I aquired a Hoyt Aspen Contender in a trade the other day, I do not have a need for it and thought I would pass it on to you guys if anyone is interested. 

Red Fusion riser with white limbs, #2 wheels, unknown brand target sight with what looks like a 4X scope, 36" aluminum Easton stabalizer with "V" bars.

I have $200 in it and will ship TYD for $225.

I will post a pic if there is any interest.

Thanks


----------



## 2413gary (Apr 10, 2008)

What draw weight and axel to axel length


----------



## JMLOWE (Apr 19, 2011)

I drives me crazy when people don't include the specs and now I have done it!

RH

50-60#

46" ATA

27.5 to I think 29, can't make out the max draw length but the 27.5 is correct. Feels like 29" the way it currently is.


----------



## harleysboss (Feb 5, 2006)

Can you plz post a couple of pictures? Thanks.


----------



## 2413gary (Apr 10, 2008)

I have a buddy that will be very interested will see him tomorrow .


----------



## JMLOWE (Apr 19, 2011)

2413gary said:


> I have a buddy that will be very interested will see him tomorrow .


 Thanks. I am about to head to a deer stand for a quick morning hunt and will post pic when I get back.


----------



## JMLOWE (Apr 19, 2011)

Photos of the Aspen, the guy I got from didn't say but after looking it over the strings look near new.


----------



## myya (Feb 3, 2003)

The sight was made by Proline Archery.

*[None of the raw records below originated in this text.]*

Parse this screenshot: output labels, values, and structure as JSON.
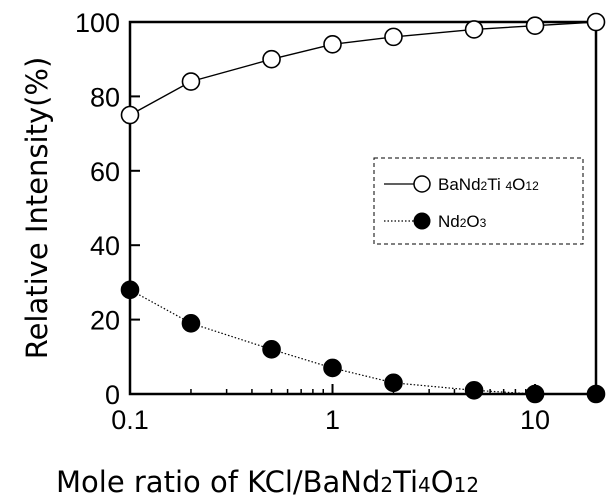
{
  "chart_data": {
    "type": "line",
    "xscale": "log",
    "x_ticks": [
      {
        "value": 0.1,
        "label": "0.1"
      },
      {
        "value": 1,
        "label": "1"
      },
      {
        "value": 10,
        "label": "10"
      }
    ],
    "y_ticks": [
      {
        "value": 0,
        "label": "0"
      },
      {
        "value": 20,
        "label": "20"
      },
      {
        "value": 40,
        "label": "40"
      },
      {
        "value": 60,
        "label": "60"
      },
      {
        "value": 80,
        "label": "80"
      },
      {
        "value": 100,
        "label": "100"
      }
    ],
    "xlim": [
      0.1,
      20
    ],
    "ylim": [
      0,
      100
    ],
    "ylabel": "Relative Intensity(%)",
    "xlabel": {
      "prefix": "Mole ratio of KCl/BaNd",
      "sub1": "2",
      "mid": "Ti",
      "sub2": "4",
      "o": "O",
      "sub3": "12"
    },
    "legend": {
      "placement": "right",
      "border": "dashed"
    },
    "series": [
      {
        "name": "BaNd2Ti4O12",
        "name_parts": {
          "a": "BaNd",
          "b": "2",
          "c": "Ti ",
          "d": "4",
          "e": "O",
          "f": "12"
        },
        "marker": "open-circle",
        "line": "solid",
        "x": [
          0.1,
          0.2,
          0.5,
          1,
          2,
          5,
          10,
          20
        ],
        "y": [
          75,
          84,
          90,
          94,
          96,
          98,
          99,
          100
        ]
      },
      {
        "name": "Nd2O3",
        "name_parts": {
          "a": "Nd",
          "b": "2",
          "c": "O",
          "d": "3"
        },
        "marker": "filled-circle",
        "line": "dotted",
        "x": [
          0.1,
          0.2,
          0.5,
          1,
          2,
          5,
          10,
          20
        ],
        "y": [
          28,
          19,
          12,
          7,
          3,
          1,
          0,
          0
        ]
      }
    ]
  }
}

They made this sight to compete with the Chek-it target sights.
Can't tell much about the scope but it is a newer Chek-it or a Swarvorski scope.
How much would you take for the barebow?
Thanks for the pictures, they really help out a lot.
Myya


----------



## rambo-yambo (Aug 12, 2008)

Am interested in the sight aif you are willing to sell it separately.


----------



## JMLOWE (Apr 19, 2011)

Sold


----------



## old-drone (Jun 27, 2014)

*Aspen*

Can You send some Pictures ? What is the a_a length of the Bow , Where are You located ?


----------



## JMLOWE (Apr 19, 2011)

Sorry old-drone, this bow was sold in January of 2013.


----------